Parashat Vayeshev: Fatal Heroics
This time next week, believe it or not: we’ll be right in the middle of Hanukkah! The familiar sounds of blessings and songs will fill our homes and the synagogue. And one of those, of course, will be Mi Yemalel—Mi yimalel gvurot Yisrael, otan mi yimneh? Hen bekhol dor yakum ha’gibor goel ha’am! Who can tell of the heroic deeds of Israel? Who can count them?
Yes, in every generation a hero arises to save the people.
But really, what is a hero? What makes a person or an act heroic?
Beginning on this past Thursday, on Thanksgiving, and showing throughout the weekend, CNN put together their fourth annual All-Star Tribute to CNN Heroes. Essentially, there were over 10,000 nominations for “everyday heroes,” and a blue ribbon panel made up of celebrities and heroes themselves, selected the top ten. These top ten were people like Guadalupe Arizpe De La Vega, who founded a hospital in Juarez, Mexico, that cares for about 900 people daily, irrespective of their ability to pay. Or, Susan Burton who started the nonprofit “A New Way of Life Reentry Project,” providing sober housing and other support services to formerly incarcerated women in California. Or, Evans Wadongo, who invented a way for rural families in Kenya to replace smoky kerosene and firelight with solar power, distributing an estimated 10,000 free solar lanterns. Sure these are all everyday people whose extraordinary accomplishments are making a difference in their communities and likely beyond, but the campaign and program doesn’t truly take an opportunity to define hero for us, the wider audience.
In Pirkei Avot, Ben Zoma taught us: Ezeh Hu Gibor? Who is mighty? Who is a hero? The one who controls himself accordingly—hakovesh et yitzro (Avot 4:1).
But there’s more to that answer and to that definition. It’s much more than subduing one’s evil inclination. To be a hero is much more than to do a good deed, though good deeds do lay the foundation for heroics.
Hen B’khol Dor Yakum HaGibor: And there were several acts of heroics in this morning’s Torah portion.
We’re reminded that Joseph’s brothers wanted to kill him, outright (Genesis 37:20). However, the reason the brothers throw Joseph into the pit initially and do not kill him is because Reuven steps forward and intervenes:
“He said, ‘Let us not take his life.’ And Reuben went on, ‘Shed no blood! Cast him into that pit out in the wilderness, but do not touch him yourselves’—intending to save him from them and restore him to his father” (Genesis 37:21-22).
Would Reuven have made CNN’s heroes list?
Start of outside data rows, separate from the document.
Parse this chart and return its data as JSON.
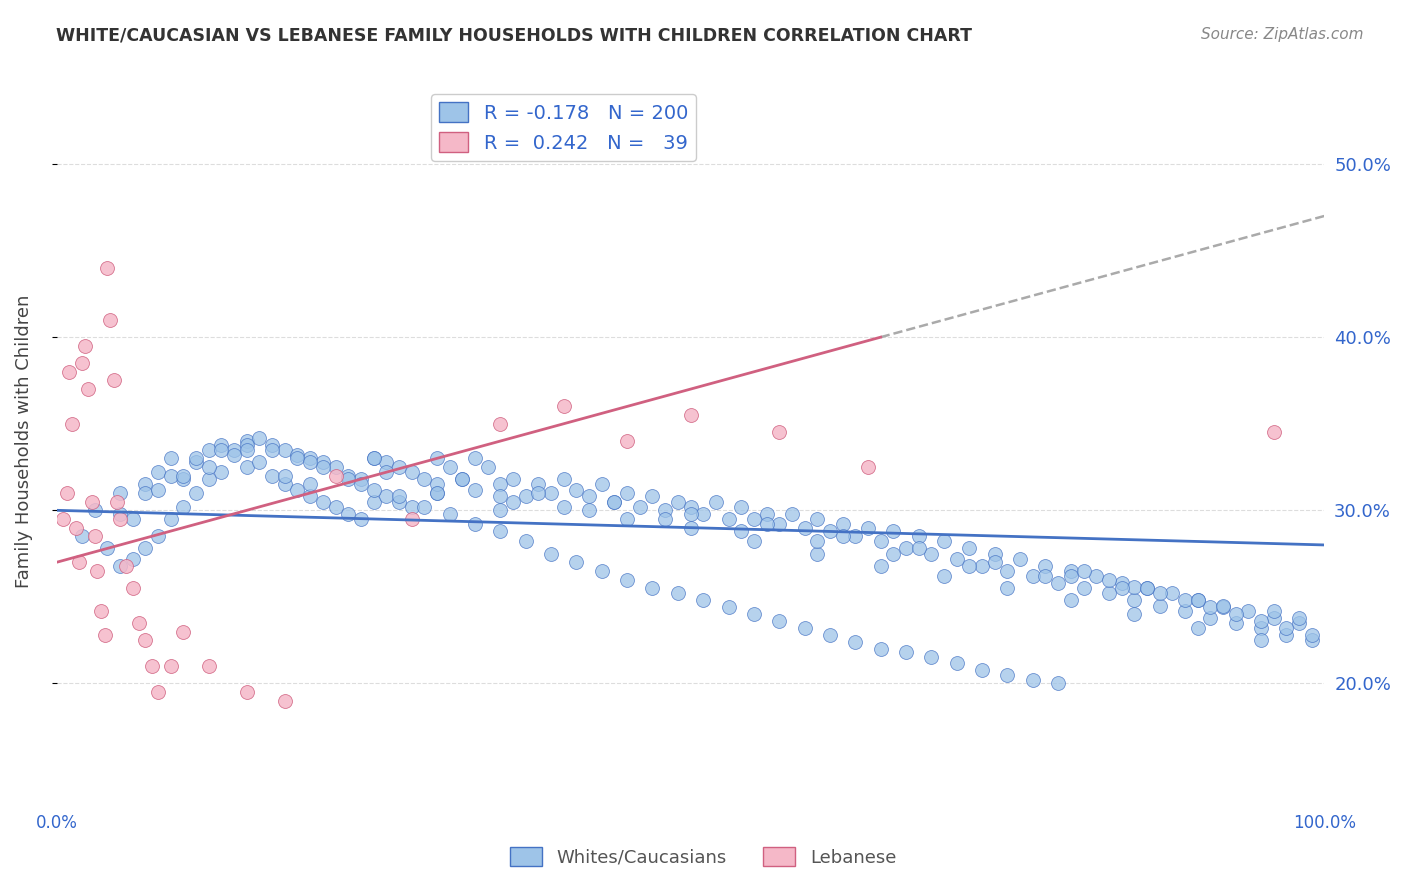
{
  "title": "WHITE/CAUCASIAN VS LEBANESE FAMILY HOUSEHOLDS WITH CHILDREN CORRELATION CHART",
  "source": "Source: ZipAtlas.com",
  "ylabel": "Family Households with Children",
  "xlim": [
    0,
    1
  ],
  "ylim": [
    0.13,
    0.55
  ],
  "y_ticks": [
    0.2,
    0.3,
    0.4,
    0.5
  ],
  "blue_R": -0.178,
  "blue_N": 200,
  "pink_R": 0.242,
  "pink_N": 39,
  "blue_color": "#9ec4e8",
  "pink_color": "#f5b8c8",
  "blue_line_color": "#4472c4",
  "pink_line_color": "#d06080",
  "trendline_dash_color": "#aaaaaa",
  "legend_label_1": "Whites/Caucasians",
  "legend_label_2": "Lebanese",
  "background_color": "#ffffff",
  "grid_color": "#dddddd",
  "title_color": "#333333",
  "stat_color": "#3366cc",
  "blue_scatter_x": [
    0.02,
    0.03,
    0.04,
    0.05,
    0.05,
    0.06,
    0.06,
    0.07,
    0.07,
    0.08,
    0.08,
    0.09,
    0.09,
    0.1,
    0.1,
    0.11,
    0.11,
    0.12,
    0.12,
    0.13,
    0.13,
    0.14,
    0.15,
    0.15,
    0.16,
    0.16,
    0.17,
    0.17,
    0.18,
    0.18,
    0.19,
    0.19,
    0.2,
    0.2,
    0.21,
    0.21,
    0.22,
    0.22,
    0.23,
    0.23,
    0.24,
    0.24,
    0.25,
    0.25,
    0.26,
    0.26,
    0.27,
    0.27,
    0.28,
    0.28,
    0.29,
    0.3,
    0.3,
    0.31,
    0.32,
    0.33,
    0.33,
    0.34,
    0.35,
    0.35,
    0.36,
    0.37,
    0.38,
    0.39,
    0.4,
    0.41,
    0.42,
    0.43,
    0.44,
    0.45,
    0.46,
    0.47,
    0.48,
    0.49,
    0.5,
    0.51,
    0.52,
    0.53,
    0.54,
    0.55,
    0.56,
    0.57,
    0.58,
    0.59,
    0.6,
    0.61,
    0.62,
    0.63,
    0.64,
    0.65,
    0.66,
    0.67,
    0.68,
    0.69,
    0.7,
    0.71,
    0.72,
    0.73,
    0.74,
    0.75,
    0.76,
    0.77,
    0.78,
    0.79,
    0.8,
    0.81,
    0.82,
    0.83,
    0.84,
    0.85,
    0.86,
    0.87,
    0.88,
    0.89,
    0.9,
    0.91,
    0.92,
    0.93,
    0.94,
    0.95,
    0.96,
    0.97,
    0.98,
    0.99,
    0.05,
    0.07,
    0.09,
    0.11,
    0.13,
    0.15,
    0.17,
    0.19,
    0.21,
    0.23,
    0.25,
    0.27,
    0.29,
    0.31,
    0.33,
    0.35,
    0.37,
    0.39,
    0.41,
    0.43,
    0.45,
    0.47,
    0.49,
    0.51,
    0.53,
    0.55,
    0.57,
    0.59,
    0.61,
    0.63,
    0.65,
    0.67,
    0.69,
    0.71,
    0.73,
    0.75,
    0.77,
    0.79,
    0.81,
    0.83,
    0.85,
    0.87,
    0.89,
    0.91,
    0.93,
    0.95,
    0.97,
    0.99,
    0.1,
    0.15,
    0.2,
    0.25,
    0.3,
    0.35,
    0.4,
    0.45,
    0.5,
    0.55,
    0.6,
    0.65,
    0.7,
    0.75,
    0.8,
    0.85,
    0.9,
    0.95,
    0.12,
    0.18,
    0.24,
    0.3,
    0.36,
    0.42,
    0.48,
    0.54,
    0.6,
    0.66,
    0.72,
    0.78,
    0.84,
    0.9,
    0.96,
    0.08,
    0.14,
    0.2,
    0.26,
    0.32,
    0.38,
    0.44,
    0.5,
    0.56,
    0.62,
    0.68,
    0.74,
    0.8,
    0.86,
    0.92,
    0.98
  ],
  "blue_scatter_y": [
    0.285,
    0.3,
    0.278,
    0.31,
    0.268,
    0.295,
    0.272,
    0.315,
    0.278,
    0.322,
    0.285,
    0.33,
    0.295,
    0.318,
    0.302,
    0.328,
    0.31,
    0.335,
    0.318,
    0.338,
    0.322,
    0.335,
    0.34,
    0.325,
    0.342,
    0.328,
    0.338,
    0.32,
    0.335,
    0.315,
    0.332,
    0.312,
    0.33,
    0.308,
    0.328,
    0.305,
    0.325,
    0.302,
    0.32,
    0.298,
    0.318,
    0.295,
    0.33,
    0.305,
    0.328,
    0.308,
    0.325,
    0.305,
    0.322,
    0.302,
    0.318,
    0.33,
    0.31,
    0.325,
    0.318,
    0.33,
    0.312,
    0.325,
    0.315,
    0.3,
    0.318,
    0.308,
    0.315,
    0.31,
    0.318,
    0.312,
    0.308,
    0.315,
    0.305,
    0.31,
    0.302,
    0.308,
    0.3,
    0.305,
    0.302,
    0.298,
    0.305,
    0.295,
    0.302,
    0.295,
    0.298,
    0.292,
    0.298,
    0.29,
    0.295,
    0.288,
    0.292,
    0.285,
    0.29,
    0.282,
    0.288,
    0.278,
    0.285,
    0.275,
    0.282,
    0.272,
    0.278,
    0.268,
    0.275,
    0.265,
    0.272,
    0.262,
    0.268,
    0.258,
    0.265,
    0.255,
    0.262,
    0.252,
    0.258,
    0.248,
    0.255,
    0.245,
    0.252,
    0.242,
    0.248,
    0.238,
    0.244,
    0.235,
    0.242,
    0.232,
    0.238,
    0.228,
    0.235,
    0.225,
    0.298,
    0.31,
    0.32,
    0.33,
    0.335,
    0.338,
    0.335,
    0.33,
    0.325,
    0.318,
    0.312,
    0.308,
    0.302,
    0.298,
    0.292,
    0.288,
    0.282,
    0.275,
    0.27,
    0.265,
    0.26,
    0.255,
    0.252,
    0.248,
    0.244,
    0.24,
    0.236,
    0.232,
    0.228,
    0.224,
    0.22,
    0.218,
    0.215,
    0.212,
    0.208,
    0.205,
    0.202,
    0.2,
    0.265,
    0.26,
    0.256,
    0.252,
    0.248,
    0.244,
    0.24,
    0.236,
    0.232,
    0.228,
    0.32,
    0.335,
    0.315,
    0.33,
    0.315,
    0.308,
    0.302,
    0.295,
    0.29,
    0.282,
    0.275,
    0.268,
    0.262,
    0.255,
    0.248,
    0.24,
    0.232,
    0.225,
    0.325,
    0.32,
    0.315,
    0.31,
    0.305,
    0.3,
    0.295,
    0.288,
    0.282,
    0.275,
    0.268,
    0.262,
    0.255,
    0.248,
    0.242,
    0.312,
    0.332,
    0.328,
    0.322,
    0.318,
    0.31,
    0.305,
    0.298,
    0.292,
    0.285,
    0.278,
    0.27,
    0.262,
    0.255,
    0.245,
    0.238
  ],
  "pink_scatter_x": [
    0.005,
    0.008,
    0.01,
    0.012,
    0.015,
    0.018,
    0.02,
    0.022,
    0.025,
    0.028,
    0.03,
    0.032,
    0.035,
    0.038,
    0.04,
    0.042,
    0.045,
    0.048,
    0.05,
    0.055,
    0.06,
    0.065,
    0.07,
    0.075,
    0.08,
    0.09,
    0.1,
    0.12,
    0.15,
    0.18,
    0.22,
    0.28,
    0.35,
    0.4,
    0.45,
    0.5,
    0.57,
    0.64,
    0.96
  ],
  "pink_scatter_y": [
    0.295,
    0.31,
    0.38,
    0.35,
    0.29,
    0.27,
    0.385,
    0.395,
    0.37,
    0.305,
    0.285,
    0.265,
    0.242,
    0.228,
    0.44,
    0.41,
    0.375,
    0.305,
    0.295,
    0.268,
    0.255,
    0.235,
    0.225,
    0.21,
    0.195,
    0.21,
    0.23,
    0.21,
    0.195,
    0.19,
    0.32,
    0.295,
    0.35,
    0.36,
    0.34,
    0.355,
    0.345,
    0.325,
    0.345
  ]
}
Was his act pure enough? Was it grand enough? According to the midrash, it would seem that Reuven probably would not have made the final cut.
Before referring us back to Reuven’s intervention, Rabbi Yitzhak bar Marion taught: When a person does a mitzvah, k’sheh adam oseh mitzvah, he or she should do it happily, yehe oseh otah b’lev sameah. (Leviticus Rabbah 34:8)
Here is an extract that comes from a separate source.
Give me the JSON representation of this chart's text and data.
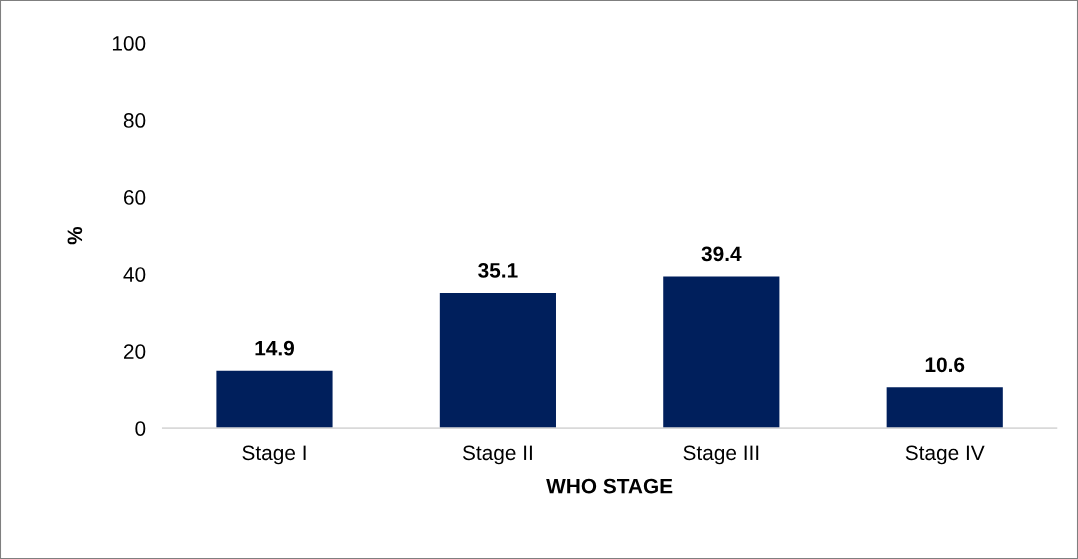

But then the midrash continues: If Reuven had known that the Holy Blessed One would write concerning him, “When Reuven heard, he saved Joseph from his brothers’ hand,” Reuven would have carried Joseph on his shoulders and taken him directly to his father Jacob.
Had Reuven foreseen that his “heroics” would have been recorded, he would have acted more explicitly and, for lack of a better word, more heroically. When Reuven performed the mitzvah of saving his brother, he didnot do so with a happy heart. His intervention was perfunctory; it was and, as we can tell from the midrash, perhaps ambivalent. He could have gone further, but did not have the drive to do so. He could have really intervened, but did not have the proper motivation.
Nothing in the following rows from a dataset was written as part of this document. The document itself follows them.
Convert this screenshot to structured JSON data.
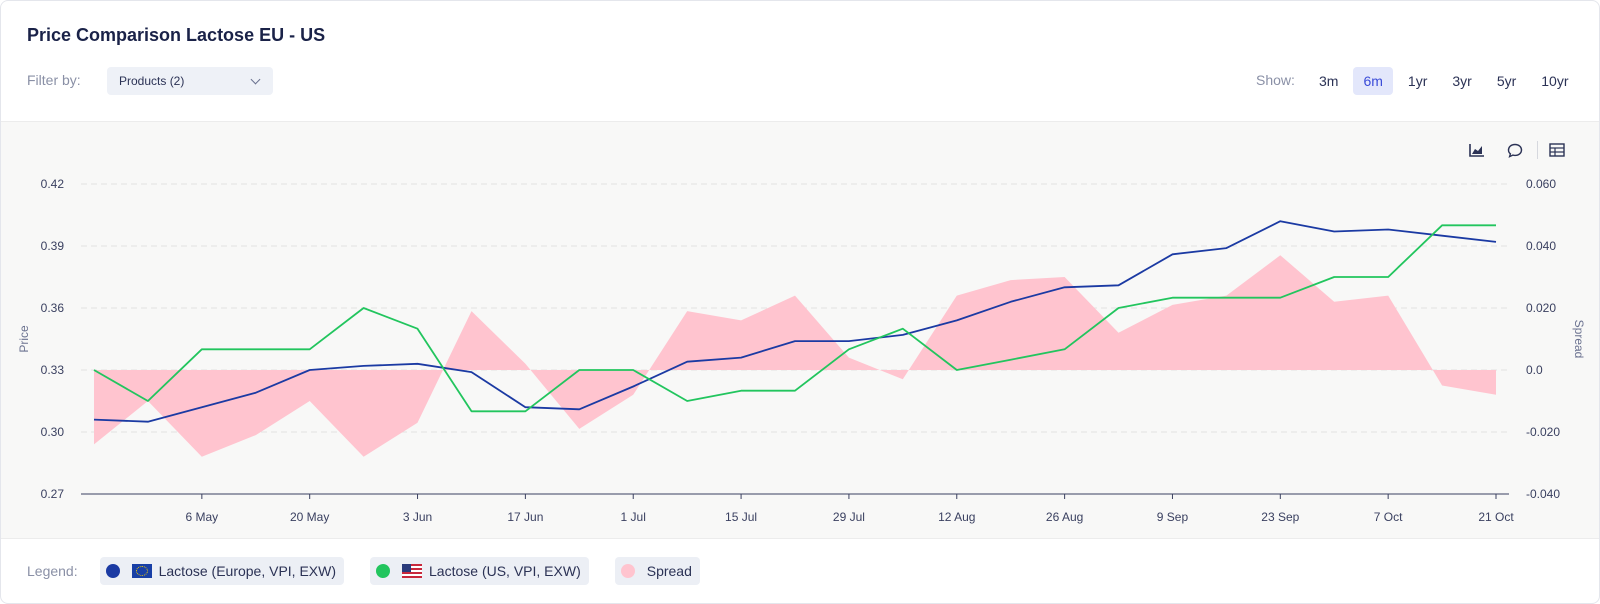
{
  "header": {
    "title": "Price Comparison Lactose EU - US"
  },
  "filter": {
    "label": "Filter by:",
    "value": "Products (2)"
  },
  "show": {
    "label": "Show:",
    "options": [
      "3m",
      "6m",
      "1yr",
      "3yr",
      "5yr",
      "10yr"
    ],
    "active": "6m"
  },
  "tools": [
    "chart-area-icon",
    "comment-icon",
    "table-icon"
  ],
  "legend": {
    "label": "Legend:",
    "items": [
      {
        "name": "Lactose (Europe, VPI, EXW)",
        "color": "#1b3aa3",
        "flag": "eu-flag-icon"
      },
      {
        "name": "Lactose (US, VPI, EXW)",
        "color": "#22c55e",
        "flag": "us-flag-icon"
      },
      {
        "name": "Spread",
        "color": "#ffc4cf"
      }
    ]
  },
  "chart_data": {
    "type": "line",
    "ylabel": "Price",
    "y2label": "Spread",
    "ylim": [
      0.27,
      0.42
    ],
    "y2lim": [
      -0.04,
      0.06
    ],
    "yticks": [
      "0.27",
      "0.30",
      "0.33",
      "0.36",
      "0.39",
      "0.42"
    ],
    "y2ticks": [
      "-0.040",
      "-0.020",
      "0.0",
      "0.020",
      "0.040",
      "0.060"
    ],
    "xticks": [
      "6 May",
      "20 May",
      "3 Jun",
      "17 Jun",
      "1 Jul",
      "15 Jul",
      "29 Jul",
      "12 Aug",
      "26 Aug",
      "9 Sep",
      "23 Sep",
      "7 Oct",
      "21 Oct"
    ],
    "x": [
      "22 Apr",
      "29 Apr",
      "6 May",
      "13 May",
      "20 May",
      "27 May",
      "3 Jun",
      "10 Jun",
      "17 Jun",
      "24 Jun",
      "1 Jul",
      "8 Jul",
      "15 Jul",
      "22 Jul",
      "29 Jul",
      "5 Aug",
      "12 Aug",
      "19 Aug",
      "26 Aug",
      "2 Sep",
      "9 Sep",
      "16 Sep",
      "23 Sep",
      "30 Sep",
      "7 Oct",
      "14 Oct",
      "21 Oct"
    ],
    "series": [
      {
        "name": "Lactose (Europe, VPI, EXW)",
        "axis": "left",
        "color": "#1b3aa3",
        "values": [
          0.306,
          0.305,
          0.312,
          0.319,
          0.33,
          0.332,
          0.333,
          0.329,
          0.312,
          0.311,
          0.322,
          0.334,
          0.336,
          0.344,
          0.344,
          0.347,
          0.354,
          0.363,
          0.37,
          0.371,
          0.386,
          0.389,
          0.402,
          0.397,
          0.398,
          0.395,
          0.392
        ]
      },
      {
        "name": "Lactose (US, VPI, EXW)",
        "axis": "left",
        "color": "#22c55e",
        "values": [
          0.33,
          0.315,
          0.34,
          0.34,
          0.34,
          0.36,
          0.35,
          0.31,
          0.31,
          0.33,
          0.33,
          0.315,
          0.32,
          0.32,
          0.34,
          0.35,
          0.33,
          0.335,
          0.34,
          0.36,
          0.365,
          0.365,
          0.365,
          0.375,
          0.375,
          0.4,
          0.4
        ]
      },
      {
        "name": "Spread",
        "axis": "right",
        "color": "#ffc4cf",
        "values": [
          -0.024,
          -0.01,
          -0.028,
          -0.021,
          -0.01,
          -0.028,
          -0.017,
          0.019,
          0.002,
          -0.019,
          -0.008,
          0.019,
          0.016,
          0.024,
          0.004,
          -0.003,
          0.024,
          0.029,
          0.03,
          0.012,
          0.021,
          0.024,
          0.037,
          0.022,
          0.024,
          -0.005,
          -0.008
        ]
      }
    ],
    "grid": true,
    "legend_position": "bottom"
  }
}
The definition of a hero has nothing to do with the actual person or their actions; it is all about the intention.
If a person goes out of his or her way to do everything in their power to save another, to help another, to be there for another, and does so with an open heart and an open mind – and they do so willingly and not begrudgingly – then that is an act of heroics, and they are a hero.
But if the intentions are otherwise, even if the action seems heroic, the person is anything but.
To willingly and happily perform a mitzvah, at any opportunity, to do so for the greater good, and not for the recognition and renown, that is heroic. And according to the folk song, that is our destiny.
Next week, we will light our hanukkiyot – ourHanukkah menorahs – and in doing so we fulfill the mitzvah of pirsum hanes, of publicizing the miracle, of telling the story, of recounting the heroics of our people. As we recount our heroes, let us recall what it truly means to be a hero, to serve others selflessly, and not to serve others in order to serve ourselves. La’asot mitzvah b’lev sameah. And to do so voluntarily, joyfully and with gusto. Because if we can do that, then, perhaps, in the next generation, we may be those heroes recounted in song gathered around the menorah.